De Olho na Mídia

Idéias fora dos trilhos

Fernanda de Carvalho e Kareen Arnhold

O choque entre trens que ocorreu na última quinta-feira, dia 30 de agosto, em Nova Iguaçu - RJ, trouxe de volta para a mídia a questão da segurança dos transportes, assim como a situação das ferrovias no estado, pouco lembradas pelos noticiários em dias comuns. O acidente, envolvendo um trem vazio e outro lotado, ocorreu próximo à estação de Austin, na Baixada Fluminense, deixando 8 mortos e mais de 100 feridos.

Uma das composições trocava de linha no momento do choque, que ocorreu às 16:09h, segundo informações da concessionária responsável pelo funcionamento dos trens no Rio de Janeiro (Supervia). Apenas a maior delas, com 8 vagões, transportava passageiros que saíram da Central do Brasil às 15:10h. O outro trem, composto por 4 vagões, estava vazio.

Passado o momento inicial de divulgação do acontecimento, os mais diversos veículos de comunicação vêm cedendo espaço para discussões acerca das reais causas do acidente. Especialistas são convidados para levantar hipóteses de falha humana ou técnica; a manutenção dos equipamentos ferroviários é posta em questão e, claro, vítimas do acidente, assim como seus familiares, ganham voz para dar o toque dramático às reportagens.

Segundo o professor Fernando Mac Dowell, livre docente de Engenharia de Transportes da Universidade Federal do Rio de Janeiro (UFRJ), o acidente deixou claro a falta de segurança que existe no sistema ferroviário de transporte brasileiro. Ele afirma que, embora possa ter havido falha humana, a questão técnica da falta de segurança foi a real causa do acidente, uma vez que cálculos de distância corretos poderiam ter evitado o choque entre os trens.

“Esse tipo de acidente não poderia ter acontecido. Os dois estavam na mesma linha, só que o trem de passageiros tinha que passar por essa linha, enquanto que o outro deveria sair dela. Foi um erro de cálculo violento com relação à distância, que é um fator crucial para segurança”.

Quanto ao tratamento dado ao acidente pela mídia, Mac Dowell afirma: “Quando a imprensa quer, ela faz matérias muito boas sobre o assunto que você está desenvolvendo. Tem vezes que se fala muito, mas a coisa é simplificada e perde o senso do processo. Precisamos de editores com interesse de provocar a discussão, até mesmo para que consigamos ações por parte do governo, por exemplo”.

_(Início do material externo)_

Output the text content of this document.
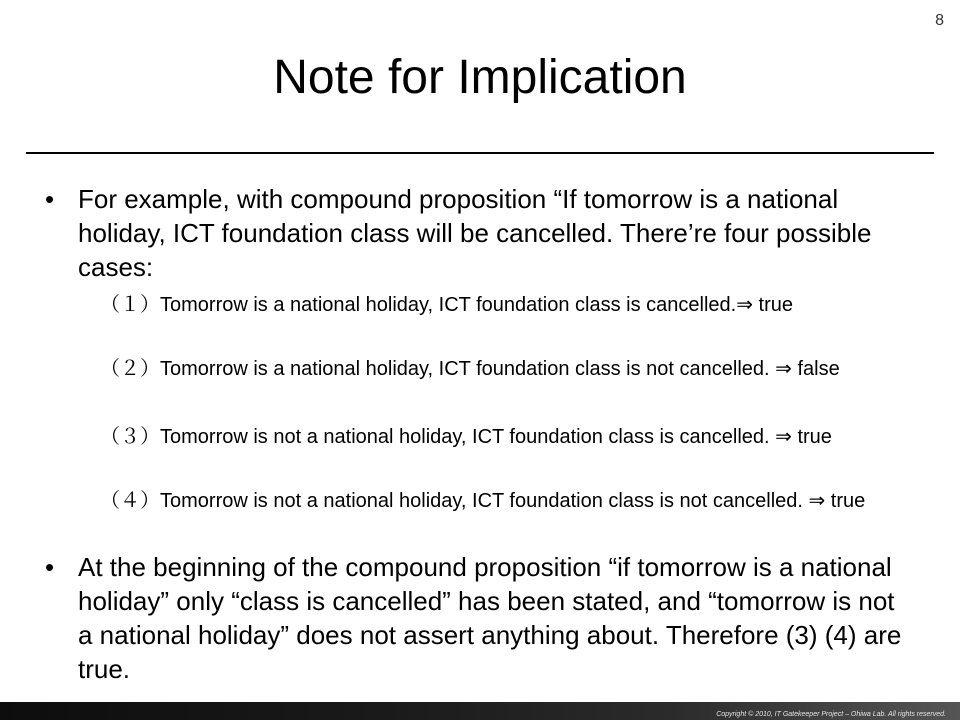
8
Note for Implication
• For example, with compound proposition “If tomorrow is a national holiday, ICT foundation class will be cancelled. There’re four possible cases:
（１）Tomorrow is a national holiday, ICT foundation class is cancelled.⇒ true
（２）Tomorrow is a national holiday, ICT foundation class is not cancelled. ⇒ false
（３）Tomorrow is not a national holiday, ICT foundation class is cancelled. ⇒ true
（４）Tomorrow is not a national holiday, ICT foundation class is not cancelled. ⇒ true
• At the beginning of the compound proposition “if tomorrow is a national holiday” only “class is cancelled” has been stated, and “tomorrow is not a national holiday” does not assert anything about. Therefore (3) (4) are true.
Copyright © 2010, IT Gatekeeper Project – Ohiwa Lab. All rights reserved.
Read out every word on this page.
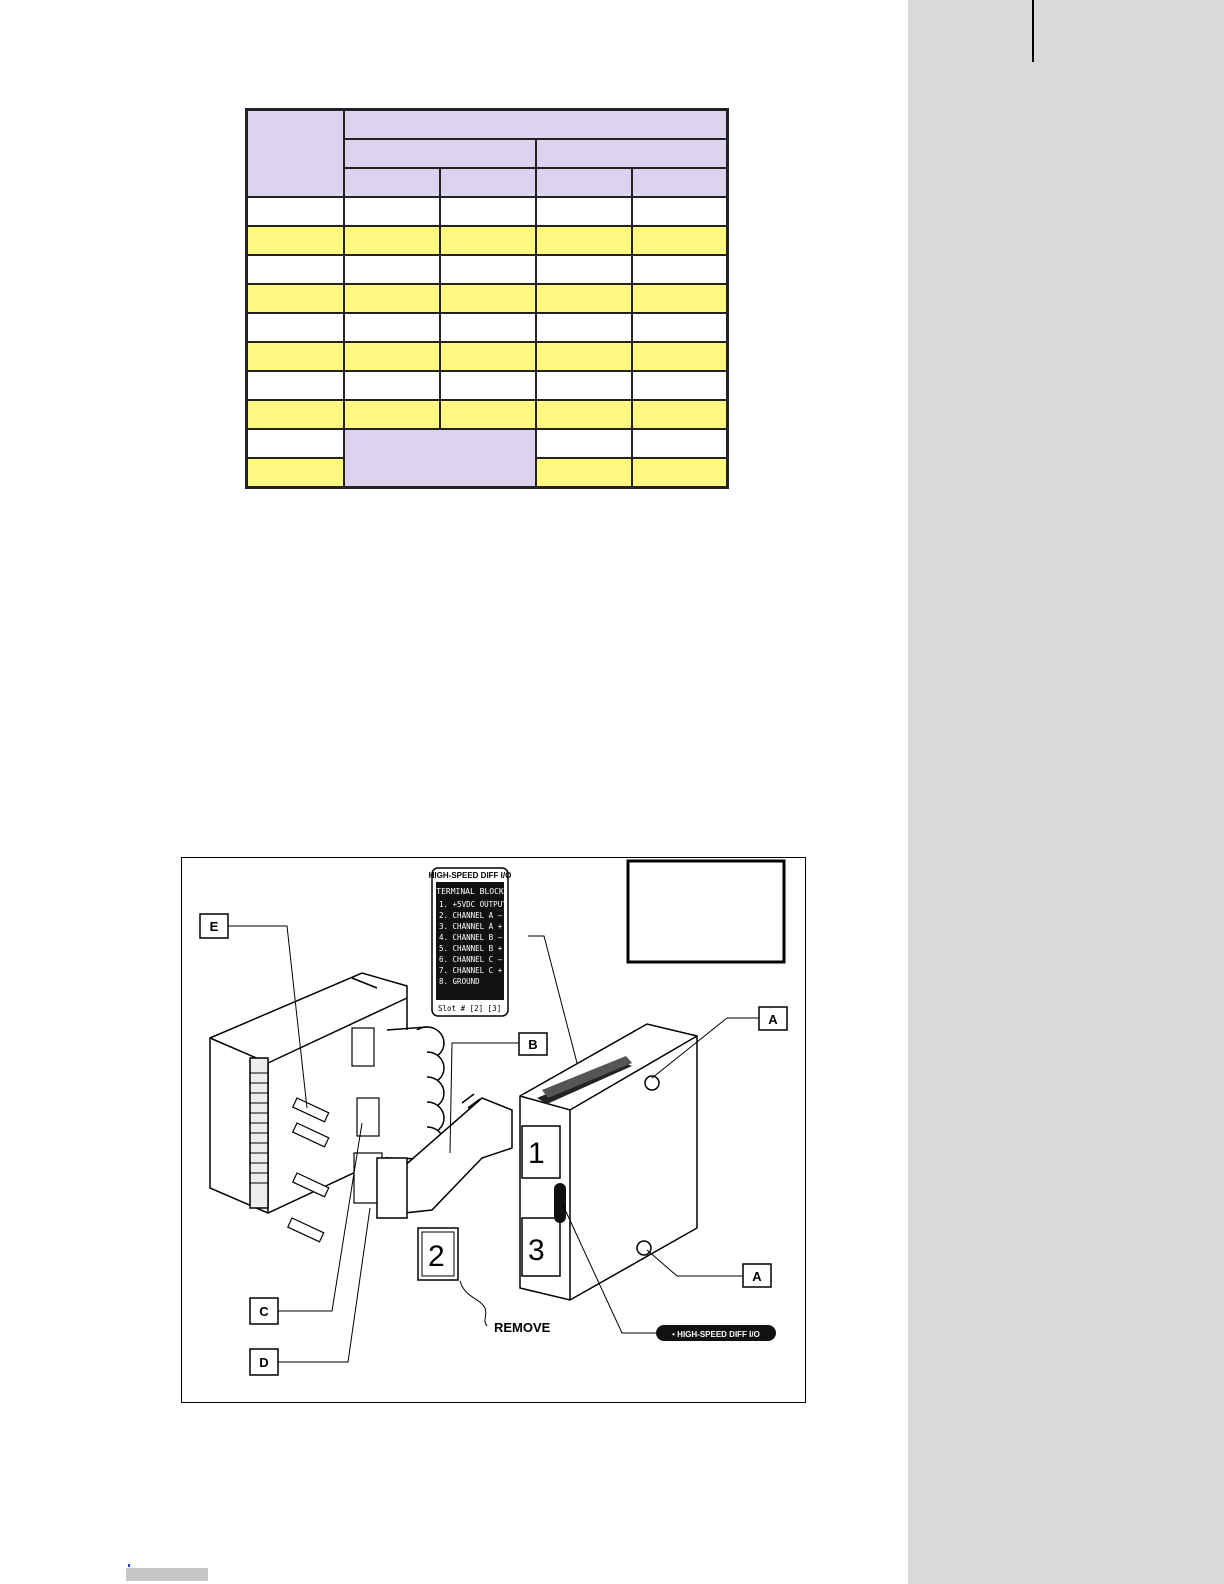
2
1
3
HIGH-SPEED DIFF I/O
TERMINAL BLOCK
1. +5VDC OUTPUT
2. CHANNEL A —
3. CHANNEL A +
4. CHANNEL B —
5. CHANNEL B +
6. CHANNEL C —
7. CHANNEL C +
8. GROUND
Slot # [2] [3]
E
B
A
A
C
D
REMOVE	• HIGH-SPEED DIFF I/O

O sistema ferroviário do país, desde que passou para o controle da iniciativa privada, de acordo com o professor, tem se desenvolvido bastante, o que pode ser demonstrado com o transporte ferroviário de soja, que hoje supera o frete de caminhões.  “No entanto, isso não aparece na mídia”, diz Mac Dowell.

Segundo ele, no Rio de Janeiro, o transporte ferroviário é negligenciado pela imprensa porque a ferrovia tem um universo pequeno, principalmente se comparada ao sistema de transporte rodoviário, que movimenta milhares de automóveis e que envolve várias empresas.

O professor ressalta a importância de haver mais fóruns de discussão a respeito de transporte ferroviário no Rio de Janeiro, o que chamaria a atenção da população e da mídia. “Precisamos discutir para haver interesse maior. O Rio está muito parado na área de transportes, embora tenha as maiores universidades na área”.

Esta busca de visibilidade não seria uma forma de supervalorizar as questões do transporte ferroviário no estado, mas de dar a ele um espaço na mídia tão merecido quanto o dos outros temas, de acordo com McDowell.  “A imprensa tem que equilibrar todas as noticias. Violência e acidentes, por exemplo, ganham páginas e páginas, enquanto o transporte ferroviário não aparece, a não ser que haja problema. A mídia deve abordar não apenas a notícia, mas também todo o processo, os desdobramentos, apurar o que houve e que solução pode ser tomada”.